Accountant, The (2016)
Release Date: October 14th, 2016 MPAA Rating: R
Director: Gavin O’Connor Actors: Ben Affleck, Anna Kendrick, J.K. Simmons, Jon Bernthal, Jeffrey Tambor, Cynthia Addai-Robinson, John Lithgow, Jean Smart, Alison Wright
hough afflicted with high-functioning autism, Christian Wolff (Ben Affleck) has learned to control and overcome many of his adversities through years of training and self-discipline. Now a successful accountant, Wolff works primarily with notorious and dangerous clientele. After being employed by a string of crime lords and gangsters, the skilled mathematician opts for the less hazardous assignment of sifting through old tax records for burgeoning technology company Living Robotics (run by Lamar Black, played by John Lithgow) in order to locate misplaced funds. But when he discovers that more than $61 million has gone missing, and a hit is placed on both himself and the young financial analyst (Anna Kendrick) who first noticed the discrepancies, Wolff determines to protect her and uncover the truth behind the conspiracy.
The anticipated yet regularly indefensible jumbling of chronology is in full swing at the start, picking up in the middle of a shootout that will be revisited on numerous occasions throughout the picture, each time gaining a few more seconds of additional footage to fill in some gaps. The problem with this specifically in “The Accountant” is that it isn’t done to circle back around to an important moment of character identity; instead, it’s just an action scene that ties together several of the players – doing little more than boosting the running time for a supporting role that is nearly inconsequential to Affleck’s leading man. Plus, it takes screentime away from the love story, which is by far the most amusing component of “The Accountant.”
That romance is itself a combination of natural uncomfortableness, believable human connections, and genuinely humorous conversations, all brought about because of the main character’s neurodevelopmental disorder, which drives the first part of the film. The sweetness and the uncommon flirtations are pushed aside, however, for the rest of the project to morph into a thriller – and then an action piece – leaving no room for the rewarding nature of Chris’ initiation or reintegration into romantic love. Hitmen, gangsters, and corporate espionage may be more commercial or bankable, but they’re sad alternatives to a good story – especially when just such a tale was beginning to take shape through the police procedural (or accounting procedural?) elements that highlight a worthwhile mystery of a sympathetic antihero channeling anxieties and abnormalities into a specific skill.
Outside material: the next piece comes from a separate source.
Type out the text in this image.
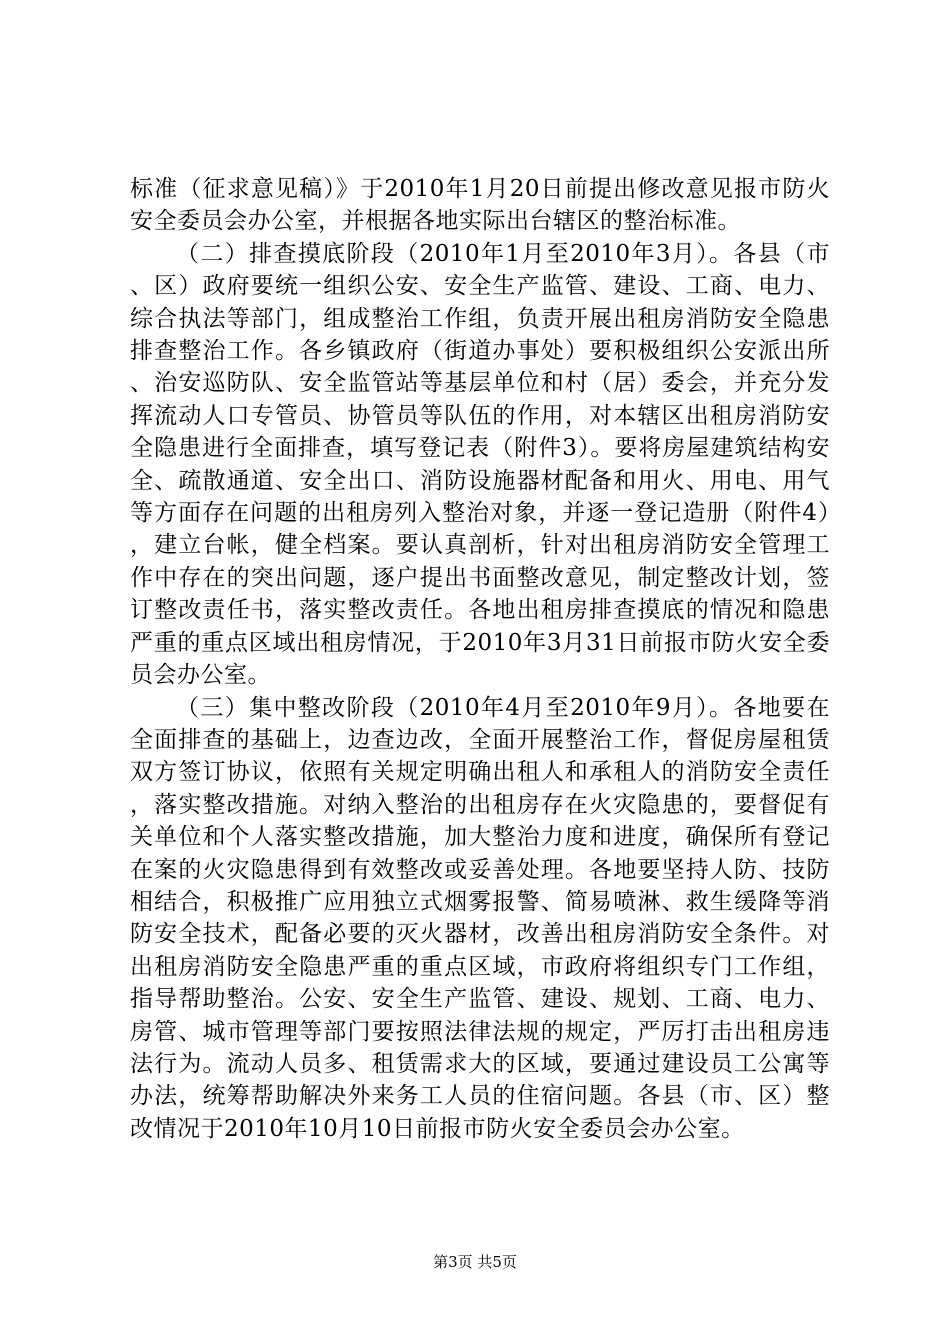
标准（征求意见稿）》于2010年1月20日前提出修改意见报市防火安全委员会办公室，并根据各地实际出台辖区的整治标准。

（二）排查摸底阶段（2010年1月至2010年3月）。各县（市、区）政府要统一组织公安、安全生产监管、建设、工商、电力、综合执法等部门，组成整治工作组，负责开展出租房消防安全隐患排查整治工作。各乡镇政府（街道办事处）要积极组织公安派出所、治安巡防队、安全监管站等基层单位和村（居）委会，并充分发挥流动人口专管员、协管员等队伍的作用，对本辖区出租房消防安全隐患进行全面排查，填写登记表（附件3）。要将房屋建筑结构安全、疏散通道、安全出口、消防设施器材配备和用火、用电、用气等方面存在问题的出租房列入整治对象，并逐一登记造册（附件4），建立台帐，健全档案。要认真剖析，针对出租房消防安全管理工作中存在的突出问题，逐户提出书面整改意见，制定整改计划，签订整改责任书，落实整改责任。各地出租房排查摸底的情况和隐患严重的重点区域出租房情况，于2010年3月31日前报市防火安全委员会办公室。

（三）集中整改阶段（2010年4月至2010年9月）。各地要在全面排查的基础上，边查边改，全面开展整治工作，督促房屋租赁双方签订协议，依照有关规定明确出租人和承租人的消防安全责任，落实整改措施。对纳入整治的出租房存在火灾隐患的，要督促有关单位和个人落实整改措施，加大整治力度和进度，确保所有登记在案的火灾隐患得到有效整改或妥善处理。各地要坚持人防、技防相结合，积极推广应用独立式烟雾报警、简易喷淋、救生缓降等消防安全技术，配备必要的灭火器材，改善出租房消防安全条件。对出租房消防安全隐患严重的重点区域，市政府将组织专门工作组，指导帮助整治。公安、安全生产监管、建设、规划、工商、电力、房管、城市管理等部门要按照法律法规的规定，严厉打击出租房违法行为。流动人员多、租赁需求大的区域，要通过建设员工公寓等办法，统筹帮助解决外来务工人员的住宿问题。各县（市、区）整改情况于2010年10月10日前报市防火安全委员会办公室。

第3页 共5页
“Sooner or later, ‘different’ scares people.” As the mystery of the man (along with the mysteries of his handler, his pursuers, and his client) is ever so slowly unraveled (the smoke and mirrors routines are frequently exhausting), the true intentions of “The Accountant” become distressingly clearer. It isn’t the thought-provoking tale of an emotionally handicapped man turning his mental misfortune into extreme physical and mathematical/intellectual proficiencies (there’s also a conspicuous message about autism at work), but rather a standard shoot-‘em-up adventure with paramilitary assassins and idiosyncratic henchmen. Wolff never uses his dexterity with numbers and patterns to escape his enemies; instead, it’s his convenient martial arts tutelage and sniper training that come in handy when all of the antagonists are stocky, combat-practiced gunmen. Fortunately, some of the writing displays a hint of cleverness in the form of early references that gain clarity during key exposition towards the conclusion (a dented metal thermos is one such script device), while Chris’ hurdles with communicating effectively to Dana are similarly, eloquently yet wittily constructed. But the climax devolves tremendously – not just quickly but also extremely bumpily – to the point that the intriguing setup will surely be forgotten in favor of the flying bullets and exploding smoke bombs.